In Confessions of a Medicine Man: An Essay in Popular Philosophy (MIT Press, Cambridge, MA, 2000, pp. 109-110) Alfred I. Tauber writes:
Health care providers have to listen, respond, and generally account for the subjective experience of a patient’s complaint. So much of our discontent can be traced to the too little time the physician spends with a client, and how poorly a true dialogue develops. Focusing upon the clinical narrative, the patient’s rendition of the disease experience offers crucial insight to the physician, both as scientist and empathetic, that is, ethical, healer. Beyond obtaining information that may be important in tending to the patient’s particular physical needs, a patient’s own description of the illness presents the physician with the problem of suffering, and the profound disruption, uncertainty, and pain that disease imposes.

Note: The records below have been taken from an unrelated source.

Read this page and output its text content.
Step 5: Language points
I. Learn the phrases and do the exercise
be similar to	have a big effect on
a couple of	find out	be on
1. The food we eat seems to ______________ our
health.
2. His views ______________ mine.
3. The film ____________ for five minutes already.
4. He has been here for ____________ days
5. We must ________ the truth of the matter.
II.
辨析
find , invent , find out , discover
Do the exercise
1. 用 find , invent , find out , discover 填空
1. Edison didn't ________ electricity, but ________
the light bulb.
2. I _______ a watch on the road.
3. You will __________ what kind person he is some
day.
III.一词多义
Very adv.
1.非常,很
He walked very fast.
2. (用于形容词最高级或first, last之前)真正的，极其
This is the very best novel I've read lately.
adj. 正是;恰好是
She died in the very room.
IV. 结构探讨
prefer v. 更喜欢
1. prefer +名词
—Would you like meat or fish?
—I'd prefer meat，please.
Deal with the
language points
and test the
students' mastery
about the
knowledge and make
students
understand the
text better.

To ignore this aspect of illness is to deny the patient’s fundamental humanity and relegate them to the status of object.
In an older post titled Taylorism and the Doctor’s Office I had complained about the slavish devotion to efficiency and throughput maximization visible in the work of the physician; an important component of the dissatisfaction I felt then, one not fully articulated, was that my physicians, my healers, were simply not listening to me:
The patient, meanwhile, many of his questions unanswered, his possible inputs to the diagnostic process ignored, returns home, disquieted by the experience, disillusioned by the wonders of face-to-face contact with a fellow human being, and supposedly a healer at that.

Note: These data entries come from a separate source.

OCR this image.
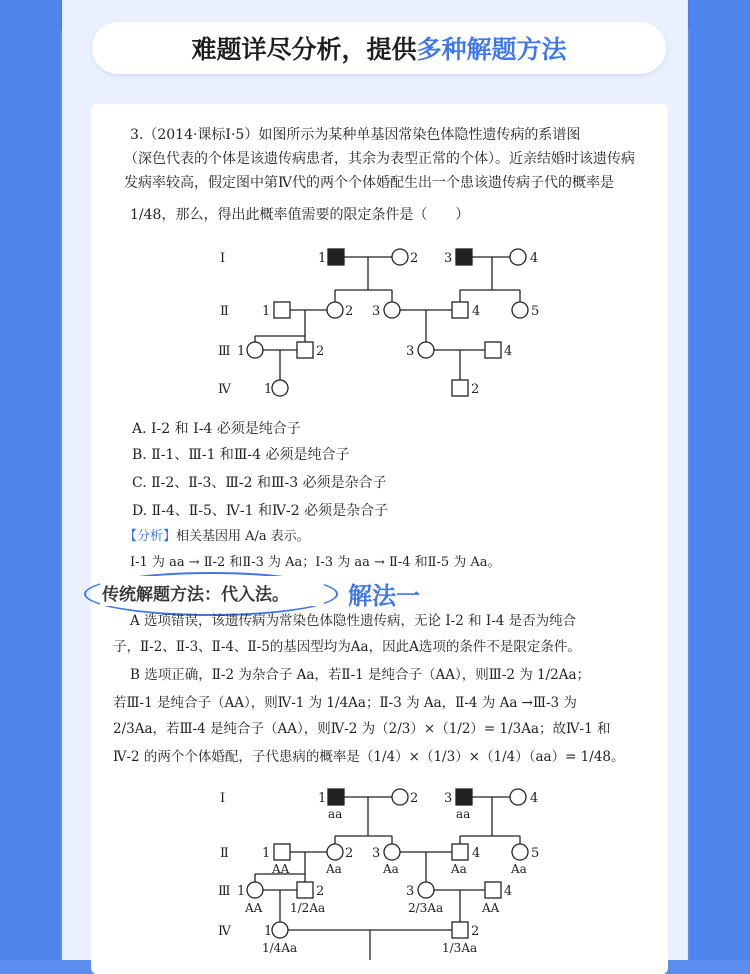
难题详尽分析，提供 多种解题方法
3.（2014·课标Ⅰ·5）如图所示为某种单基因常染色体隐性遗传病的系谱图
（深色代表的个体是该遗传病患者，其余为表型正常的个体）。近亲结婚时该遗传病
发病率较高，假定图中第Ⅳ代的两个个体婚配生出一个患该遗传病子代的概率是
1/48，那么，得出此概率值需要的限定条件是（　　）
Ⅰ
Ⅱ
Ⅲ
Ⅳ
1	2 3	4
1	2 3	4	5
1	2	3	4
1	2
A. Ⅰ-2 和 Ⅰ-4 必须是纯合子
B. Ⅱ-1、Ⅲ-1 和Ⅲ-4 必须是纯合子
C. Ⅱ-2、Ⅱ-3、Ⅲ-2 和Ⅲ-3 必须是杂合子
D. Ⅱ-4、Ⅱ-5、Ⅳ-1 和Ⅳ-2 必须是杂合子
【分析】相关基因用 A/a 表示。
Ⅰ-1 为 aa → Ⅱ-2 和Ⅱ-3 为 Aa；Ⅰ-3 为 aa → Ⅱ-4 和Ⅱ-5 为 Aa。
传统解题方法：代入法。 解法一
A 选项错误，该遗传病为常染色体隐性遗传病，无论 Ⅰ-2 和 Ⅰ-4 是否为纯合
子，Ⅱ-2、Ⅱ-3、Ⅱ-4、Ⅱ-5的基因型均为Aa，因此A选项的条件不是限定条件。
B 选项正确，Ⅱ-2 为杂合子 Aa，若Ⅱ-1 是纯合子（AA），则Ⅲ-2 为 1/2Aa；
若Ⅲ-1 是纯合子（AA），则Ⅳ-1 为 1/4Aa；Ⅱ-3 为 Aa，Ⅱ-4 为 Aa →Ⅲ-3 为
2/3Aa，若Ⅲ-4 是纯合子（AA），则Ⅳ-2 为（2/3）×（1/2）= 1/3Aa；故Ⅳ-1 和
Ⅳ-2 的两个个体婚配，子代患病的概率是（1/4）×（1/3）×（1/4）（aa）= 1/48。
Ⅰ
Ⅱ
Ⅲ
Ⅳ
1	2 3	4
1	2 3	4	5
1	2	3	4
1	2
aa	aa
AA	Aa	Aa	Aa	Aa
AA 1/2Aa	2/3Aa	AA
1/4Aa	1/3Aa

This is a real frustration with serious consequences. As a patient, I have a great deal to tell my doctor about my personal experience of the illness: this is how it feels on the ‘inside’; this is how it affects the way I move, the way I relate to my body; these are the kinds of things I want to do and cannot do; this is how I now see myself in relation to the world and my body. I see these as important inputs into the healing process; I see them as descriptions of my dis-ease, a tabulation of the ways in which I am no longer whole and long to put back together again. My illness is not just a set of physical markers; it is an impairment of my being in this world, and I am best placed to report on a very particular aspect of that fractured relationship.
Because I consider myself a good observer, and a good reporter, I come to each doctor’s visit with a sense of anticipation: I will place these reports and descriptions at the service of my doctor, and he will combine them with his expert physiological, medical, and scientific knowledge to produce the optimum healing package. Together, doctor and patient, interacting with each other, will move to a new co-anchored state of being: the doctor becomes a better doctor by healing, by having his skills honed on this new ‘challenge’; I will return to good health.

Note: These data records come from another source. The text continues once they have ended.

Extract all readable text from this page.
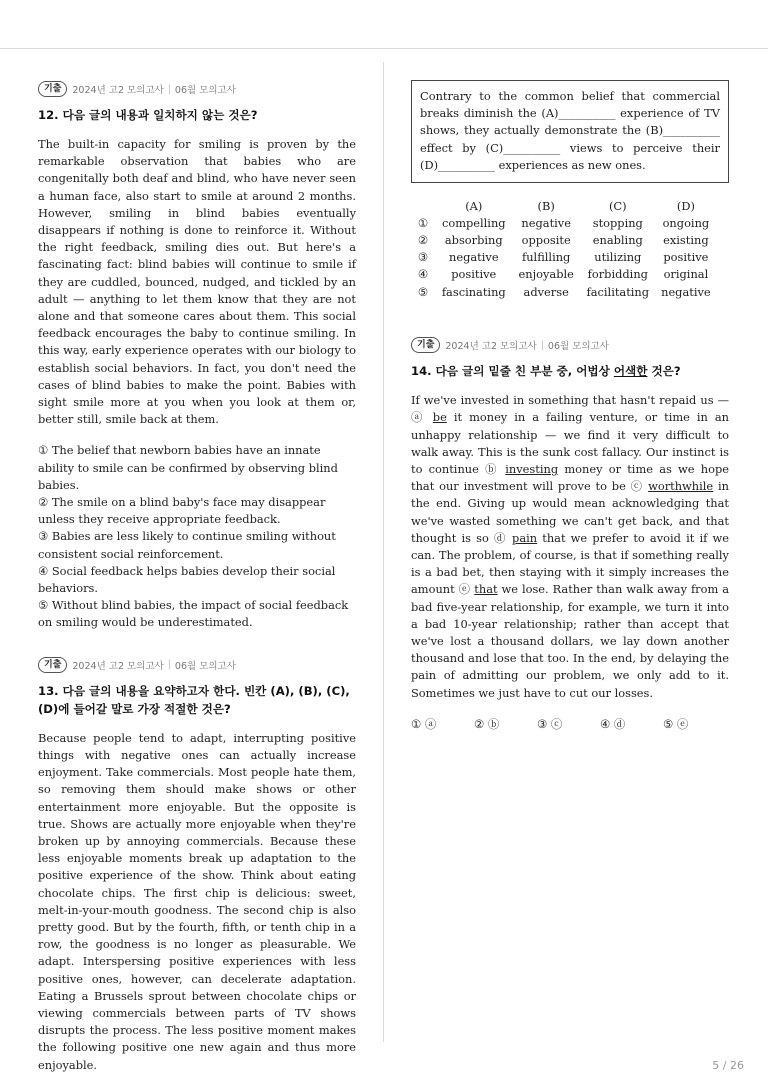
기출	2024년 고2 모의고사 | 06월 모의고사
12. 다음 글의 내용과 일치하지 않는 것은?

The built-in capacity for smiling is proven by the remarkable observation that babies who are congenitally both deaf and blind, who have never seen a human face, also start to smile at around 2 months. However, smiling in blind babies eventually disappears if nothing is done to reinforce it. Without the right feedback, smiling dies out. But here's a fascinating fact: blind babies will continue to smile if they are cuddled, bounced, nudged, and tickled by an adult — anything to let them know that they are not alone and that someone cares about them. This social feedback encourages the baby to continue smiling. In this way, early experience operates with our biology to establish social behaviors. In fact, you don't need the cases of blind babies to make the point. Babies with sight smile more at you when you look at them or, better still, smile back at them.

① The belief that newborn babies have an innate ability to smile can be confirmed by observing blind babies.

② The smile on a blind baby's face may disappear unless they receive appropriate feedback.

③ Babies are less likely to continue smiling without consistent social reinforcement.

④ Social feedback helps babies develop their social behaviors.

⑤ Without blind babies, the impact of social feedback on smiling would be underestimated.

기출	2024년 고2 모의고사 | 06월 모의고사
13. 다음 글의 내용을 요약하고자 한다. 빈칸 (A), (B), (C), (D)에 들어갈 말로 가장 적절한 것은?

Because people tend to adapt, interrupting positive things with negative ones can actually increase enjoyment. Take commercials. Most people hate them, so removing them should make shows or other entertainment more enjoyable. But the opposite is true. Shows are actually more enjoyable when they're broken up by annoying commercials. Because these less enjoyable moments break up adaptation to the positive experience of the show. Think about eating chocolate chips. The first chip is delicious: sweet, melt-in-your-mouth goodness. The second chip is also pretty good. But by the fourth, fifth, or tenth chip in a row, the goodness is no longer as pleasurable. We adapt. Interspersing positive experiences with less positive ones, however, can decelerate adaptation. Eating a Brussels sprout between chocolate chips or viewing commercials between parts of TV shows disrupts the process. The less positive moment makes the following positive one new again and thus more enjoyable.

Contrary to the common belief that commercial breaks diminish the (A)__________ experience of TV shows, they actually demonstrate the (B)__________ effect by (C)__________ views to perceive their (D)__________ experiences as new ones.
	(A)	(B)	(C)	(D)
①	compelling	negative	stopping	ongoing
②	absorbing	opposite	enabling	existing
③	negative	fulfilling	utilizing	positive
④	positive	enjoyable	forbidding	original
⑤	fascinating	adverse	facilitating	negative
기출	2024년 고2 모의고사 | 06월 모의고사
14. 다음 글의 밑줄 친 부분 중, 어법상 어색한 것은?

If we've invested in something that hasn't repaid us — ⓐ be it money in a failing venture, or time in an unhappy relationship — we find it very difficult to walk away. This is the sunk cost fallacy. Our instinct is to continue ⓑ investing money or time as we hope that our investment will prove to be ⓒ worthwhile in the end. Giving up would mean acknowledging that we've wasted something we can't get back, and that thought is so ⓓ pain that we prefer to avoid it if we can. The problem, of course, is that if something really is a bad bet, then staying with it simply increases the amount ⓔ that we lose. Rather than walk away from a bad five-year relationship, for example, we turn it into a bad 10-year relationship; rather than accept that we've lost a thousand dollars, we lay down another thousand and lose that too. In the end, by delaying the pain of admitting our problem, we only add to it. Sometimes we just have to cut our losses.

① ⓐ	② ⓑ	③ ⓒ	④ ⓓ	⑤ ⓔ
5 / 26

But my doctor has no time for such niceties; he cannot be bothered to listen to his partner; he cannot wait to hear the ‘other side’ of the story; he is only concerned with test parameters, visible observations, and quick slotting into categories (and the submission of an insurance claim for payment.) To listen to a patient will interfere with the most efficient ‘best practice,’ the one recommended by the management consultant group in charge of his clinic or hospital.
The patient’s experience of the illness falls by the wayside; it is the least important part of the modern ‘healing’ process. And with that assessment, the patient becomes just as marginal, ready to be objectified.
2 thoughts on “The Doctor And The Silenced Patient”
It is not the fault of the doctor, at least not completely. About half the money in medical care goes to Insurance and management. Dr Alex Lickerman (Happiness in this world blog) has started a primary care. For a reasonable monthly fee (much less than what I pay for insurance) he or his assistant doctor can listen to the patient for more than an hour. You may want to read his opinion about primary care. He is in Chicago. There may be a similar service in NYC.
The problem outlined is the central problem in medicine, and the problem with medical ethics. The trouble is: your doc. is ideally trying to use language in two very different ways when he is having a conversation with you.
Primarily, he is using language to gather information about your immediate complaint in a way that will allow him to correlate your information with statistical data at his disposal. I don’t mean that he is running the numbers, but he is at least plugging your words into a series of models constructed of weighted risks and likelihoods.
Ethically, he is obligated to do his best for you in carrying out that process.
However, what’s best for you is not inherent in that process. To find out what’s best for you, he would have to find out what use you have for your health. He can then advise you based on your valuation of health re: the outcomes his diagnostic and treatment algorithms.
So ideally, he is not just cross-examining you, he is trying to build a picture of your attitude toward being in the exam room, and your attitude toward the problem that brought you there. The second use of language is ideal, but it is not an ethical imperative.
When the information gathering is all that’s happening, it feels adversarial, disrespectful, and a little empty. ‘Cause it is.